Liz leans across, turns over to the last sheet in the file, which looks like a copy of the page Kat’s just read.
“This is the original death certificate,” she says. “Here.” She points to a line halfway down in the middle of a mass of medical jargon. “Sodium pentothal, pancuronium bromide, potassium chloride. All these were found in her blood.”
“My God.” Kat’s chest goes tight. The back of her neck prickles. They are exactly the drugs used for execution by lethal injection.
“Your mother was murdered.”
“But why?” she says faintly, barely a whisper.
“Suzy suspected it from the start. Your mother didn’t love your father enough to kill herself for him. She was killed in case John Polinski had told her what he knew.”
A single tear runs over Kat’s cheek, down onto her lip. She tastes the salt on her tongue.
“And that’s why . . .”
Liz nods.
Cranley joins them, but Kat turns her back and concentrates on a seagull flying behind a tractor in a field.
“The day you heard your father was killed, you went home to find your mother dead,” he says. “Suzy went from New York to the mortuary in Lancaster.
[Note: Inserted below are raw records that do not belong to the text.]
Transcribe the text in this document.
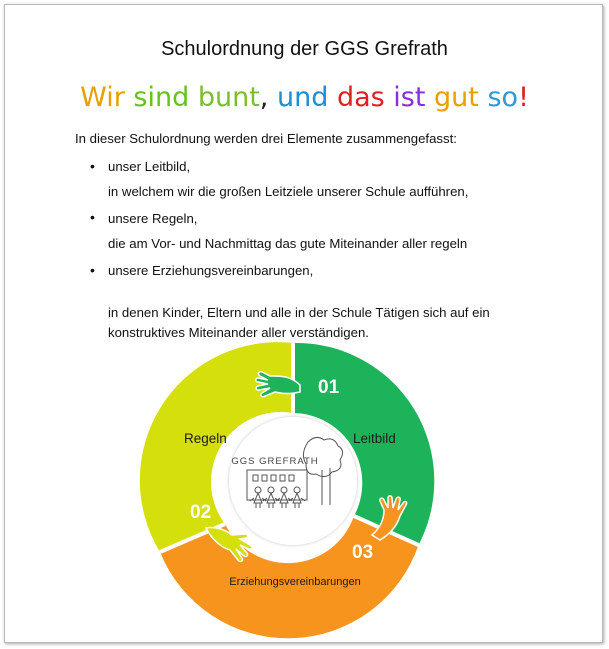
Schulordnung der GGS Grefrath
Wir sind bunt, und das ist gut so!
In dieser Schulordnung werden drei Elemente zusammengefasst:
• unser Leitbild,
in welchem wir die großen Leitziele unserer Schule aufführen,
• unsere Regeln,
die am Vor- und Nachmittag das gute Miteinander aller regeln
• unsere Erziehungsvereinbarungen,
in denen Kinder, Eltern und alle in der Schule Tätigen sich auf ein konstruktives Miteinander aller verständigen.
GGS GREFRATH
01
Leitbild
02
Regeln
03
Erziehungsvereinbarungen
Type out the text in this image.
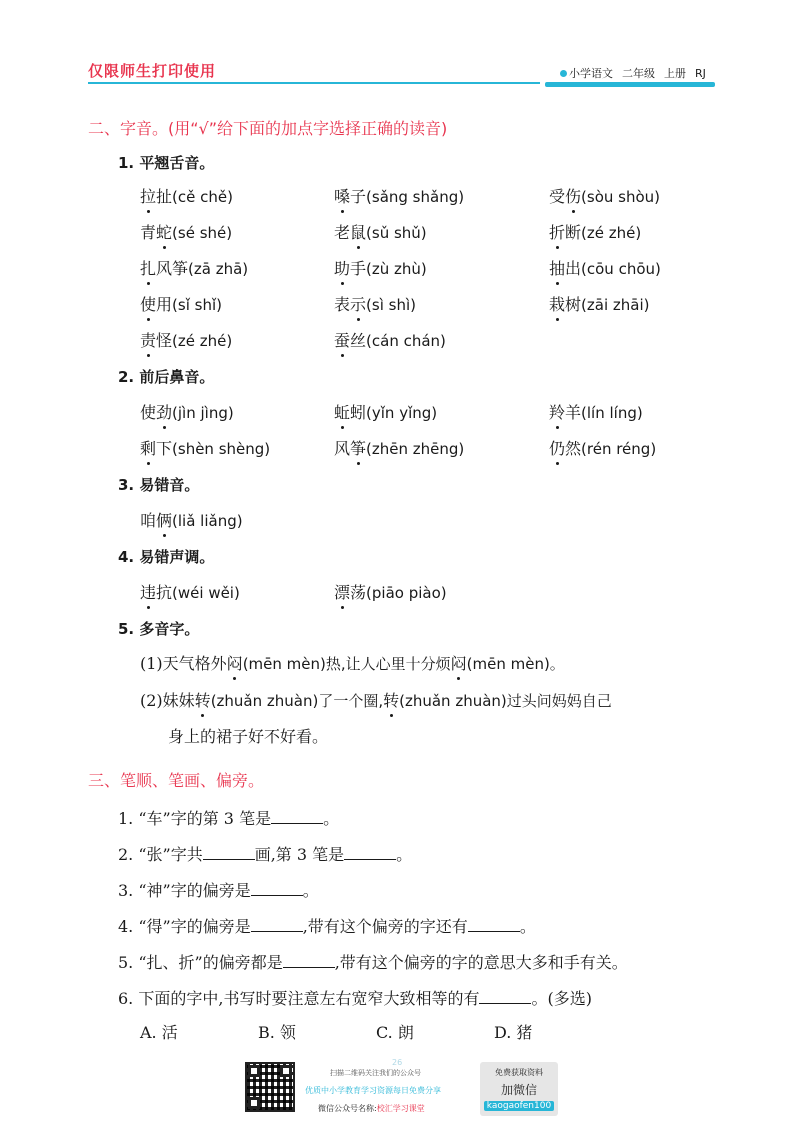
仅限师生打印使用	小学语文 二年级 上册 RJ
二、字音。(用“√”给下面的加点字选择正确的读音)
1. 平翘舌音。
拉扯(cě chě)	嗓子(sǎng shǎng)	受伤(sòu shòu)
青蛇(sé shé)	老鼠(sǔ shǔ)	折断(zé zhé)
扎风筝(zā zhā)	助手(zù zhù)	抽出(cōu chōu)
使用(sǐ shǐ)	表示(sì shì)	栽树(zāi zhāi)
责怪(zé zhé)	蚕丝(cán chán)
2. 前后鼻音。
使劲(jìn jìng)	蚯蚓(yǐn yǐng)	羚羊(lín líng)
剩下(shèn shèng)	风筝(zhēn zhēng)	仍然(rén réng)
3. 易错音。
咱俩(liǎ liǎng)
4. 易错声调。
违抗(wéi wěi)	漂荡(piāo piào)
5. 多音字。
(1)天气格外闷(mēn mèn)热,让人心里十分烦闷(mēn mèn)。
(2)妹妹转(zhuǎn zhuàn)了一个圈,转(zhuǎn zhuàn)过头问妈妈自己
身上的裙子好不好看。
三、笔顺、笔画、偏旁。
1. “车”字的第 3 笔是	。
2. “张”字共	画,第 3 笔是	。
3. “神”字的偏旁是	。
4. “得”字的偏旁是	,带有这个偏旁的字还有	。
5. “扎、折”的偏旁都是	,带有这个偏旁的字的意思大多和手有关。
6. 下面的字中,书写时要注意左右宽窄大致相等的有	。(多选)
A. 活	B. 领	C. 朗	D. 猪
26
扫描二维码关注我们的公众号
优质中小学教育学习资源每日免费分享
微信公众号名称:校汇学习课堂
免费获取资料
加微信
kaogaofen100
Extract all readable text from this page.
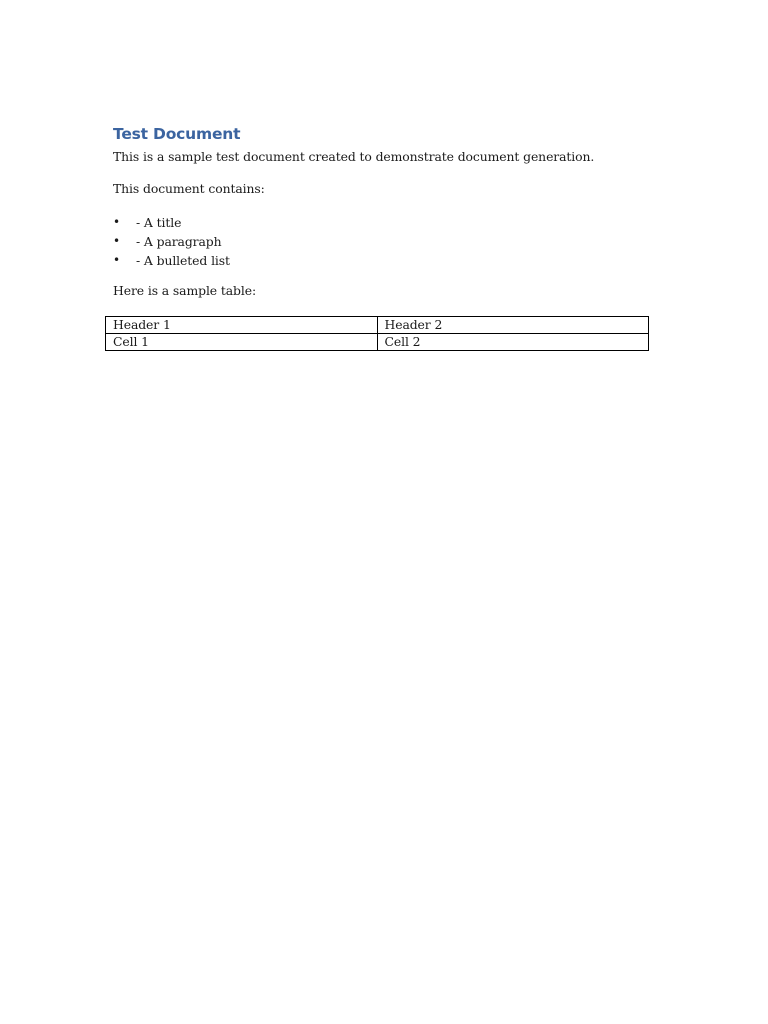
Test Document

This is a sample test document created to demonstrate document generation.

This document contains:

• - A title
• - A paragraph
• - A bulleted list

Here is a sample table:

Header 1	Header 2
Cell 1	Cell 2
It was chaotic because of who your father was and the conspiracy theories running around about his death. The next day, you were both involved in dealing with your mother’s apparent suicide. Suzy handled the paperwork. In the mortuary, she saw the original death certificate. When she was handed the false one, which said your mother killed herself, she understood exactly what was happening. Murder and cover-up meant that Suzy’s own life was in danger. She had to get out of the country. She didn’t know what to do about you. If you were with her, they might get both of you. But you weren’t involved in your father’s work, like Suzy was. You were young. If you stayed back home, she didn’t think they’d go after you.”
He walks around so that he’s in Kat’s field of view. Kat’s fists are clenched hard.
“Suzy came to England and changed her identity because her life was in danger,” says Cranley. “Your father and mother were mu
rdered, Kat. Suzy was determined to fight, but she wanted to keep you from running into any harm.”
Kat squeezes her eyes. She doesn’t want to see Cranley, see anything, no light, no shadows even, no kaleidoscopic swirls of color. She tries to breathe slowly, but hears her heartbeat louder and louder. If she loses control, she will shriek and thrash about. She holds on to the discipline until all she sees is calm black. She inhales deeply, exhales, and feels the knives inside her chest withdraw. Then she opens her eyes again.
“Thanks,” she says, “for letting me see that.”
She calls out to Luxton, “You got a phone?”
Cranley has one in his hand. She takes it, walks away, and faces the gas station. Cars are driving in and out. Drivers pump gas. Moms take kids to the bathroom.
She dials Cage, paces, keeps her eyes on the distant stubble fire in a far-off field, watches smoke drifting straight up, then curling suddenly as it catches in the wind.
“Rain’s coming,” she says to herself. The call’s on the fourth ring when it picks up.
“It’s me,” she says.
“You’ve met Cranley?”
“Yes. Does it mean we’re authorized again?”
“No.” His voice is soft and strained, and it’s not like Cage to show trouble. “Things have changed. The pissing contest’s over, and we lost.”
“What’s that mean?”
“You’re taking the fall for the embassy killings.”
“You said—”
“I know what I said. I’m sorry. It’s a federal double homicide rap with mandatory death penalty.”
“It was self-defense,” she says hurriedly.
“All of them,” says Cage. “The five inside.”
Kat says nothing.
“Stick with Cranley. Don’t go near Sayer. Don’t go near anything connected to the American government.”